Mareike Müller-Scheffsky
Mareike Müller-Scheffsky
As the first CRC 1342 intern, Mareike Müller-Scheffsky spent three months working in the project A05. In this interview, she talks about her experience and future plans.

In her 6th semester, Mareike Müller-Scheffsky is studying sociology at the Universiry of Bremen. 8 weeks of full-time internship are part of the curriculum. Mareike chose to spend that time in our project "The Global Development, Diffusion and Transformation of Education Systems", working 25 hours per week. Therefore her internship lasted for three months.

How did you decide to do an internship at the CRC?

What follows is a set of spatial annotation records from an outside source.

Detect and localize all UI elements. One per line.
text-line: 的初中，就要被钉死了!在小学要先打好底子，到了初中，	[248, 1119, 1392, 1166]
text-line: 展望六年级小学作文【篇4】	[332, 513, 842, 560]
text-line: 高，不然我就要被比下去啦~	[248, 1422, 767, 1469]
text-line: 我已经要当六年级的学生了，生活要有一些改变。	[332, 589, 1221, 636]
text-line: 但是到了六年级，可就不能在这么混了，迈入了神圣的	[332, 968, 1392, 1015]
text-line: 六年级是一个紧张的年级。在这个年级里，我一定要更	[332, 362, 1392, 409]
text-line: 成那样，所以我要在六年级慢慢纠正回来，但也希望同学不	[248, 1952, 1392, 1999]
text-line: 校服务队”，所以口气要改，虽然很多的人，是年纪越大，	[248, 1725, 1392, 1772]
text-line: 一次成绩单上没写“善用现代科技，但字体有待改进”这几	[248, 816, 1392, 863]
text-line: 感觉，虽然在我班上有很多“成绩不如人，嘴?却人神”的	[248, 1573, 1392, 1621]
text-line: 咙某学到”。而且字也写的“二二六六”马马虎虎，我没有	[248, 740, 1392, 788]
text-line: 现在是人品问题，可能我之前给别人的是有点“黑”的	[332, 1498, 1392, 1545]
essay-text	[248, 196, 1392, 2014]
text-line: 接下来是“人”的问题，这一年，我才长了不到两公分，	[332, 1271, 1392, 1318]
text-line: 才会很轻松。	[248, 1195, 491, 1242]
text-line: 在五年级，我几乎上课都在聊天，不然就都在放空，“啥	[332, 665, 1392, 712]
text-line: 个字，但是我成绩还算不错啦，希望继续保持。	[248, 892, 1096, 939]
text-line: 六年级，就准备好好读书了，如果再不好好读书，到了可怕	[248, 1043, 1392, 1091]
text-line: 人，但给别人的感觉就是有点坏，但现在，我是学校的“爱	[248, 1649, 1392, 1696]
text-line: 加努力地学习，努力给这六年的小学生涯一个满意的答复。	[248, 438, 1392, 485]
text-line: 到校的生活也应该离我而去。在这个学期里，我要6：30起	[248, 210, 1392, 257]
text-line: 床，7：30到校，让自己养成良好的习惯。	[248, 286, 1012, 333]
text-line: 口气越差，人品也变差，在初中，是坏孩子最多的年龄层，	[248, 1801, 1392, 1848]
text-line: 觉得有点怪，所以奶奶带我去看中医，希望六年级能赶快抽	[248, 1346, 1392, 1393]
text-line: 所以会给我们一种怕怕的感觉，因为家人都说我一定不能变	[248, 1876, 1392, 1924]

I'm simply very interested in research and I'm in the process of specialising within my studies, also with regard to my Bachelor's thesis. I've done a lot of sociological political theory so far, but I also wanted to get an insight into political science to see if I wanted to move in that direction. That's why I applied to the project leader Kerstin Martens.

What did you do during your internship?

I was well involved in the project and worked on various things. Looking back, there were three phases: In the beginning I worked on similar tasks as the student assistants in the project: mainly collecting data and creating country profiles. Then I wrote a manual for the work on the country profiles, based on my experiences and those of the student assistants. Helen Seitzer and Fabian Besche, with whom I mainly worked during my internship, wanted something in writing to guide new assistants. However, the manual also serves as an intersubjective tool for the colleagues from the other subprojects. I was very free in my work and also wrote quite a lot - about 25 pages.

What was the third phase of your internship?

I worked statistically. I received a half-finished CSV file with data on the introduction date and duration of compulsory primary education, which I was then able to complete for the most part. Then the data had to be transferred to R, which was new for me. I had no experience with R up to that point. In R, I converted the data set to another format so that certain things could be displayed. I did a missing analysis and looked, for example: In which years do we have no data at all? Later I made many graphs on the topic of how and when compulsory education got introduced in the countries. I had 214 countries with data for a period from 1880 to 2017. It is not easy to present this clearly. But after the coding it worked quite well and can also be used in the project for further analysis.

So, you were able to learn something from the internship.

Absolutely. During our sociology studies we worked almost exclusively with the Stata software and only with perfect data sets. Using R was instructive. But it was also important to see that quite simple tasks in practice can suddenly get quite complicated. Then you have to bite your way through it. Apart from the work I have just desribed, I went to many meetings during the internship, to a multi-project retreat and a co-creation workshop. In this way I also got to know the other CRC projects. At the workshop I had to explain what I was currently working on. It was difficult to explain spot on to the computer scientists involved in the CRC what I was currently working on, but it worked. Anyway, I was impressed by the great charts they made out of it.

Would you recommend other students to do an internship at CRC 1342?

Definitely! I was very free in my work, which I liked. Helen and Fabian wanted me to do a lot of new and different things in order to learn more. I could get in touch with them at any time, but you also have to do that if you don't make any progress. Because especially if you haven't worked a lot with data sets yet, the tasks can be a challenge. But I didn't feel overtaxed either. It was just about right.

What's the next step for you?

I will graduate with a Bachelor's degree by March 2020. I'm going to do a master's programme after my Bachelor's. In Utrecht there is a quite an interesting social research master’s programme, in Berlin there are interesting programmes, too. Afterwards I would like to stay at university and do something research-centred.

Thank you very much for the interview and good luck for your future!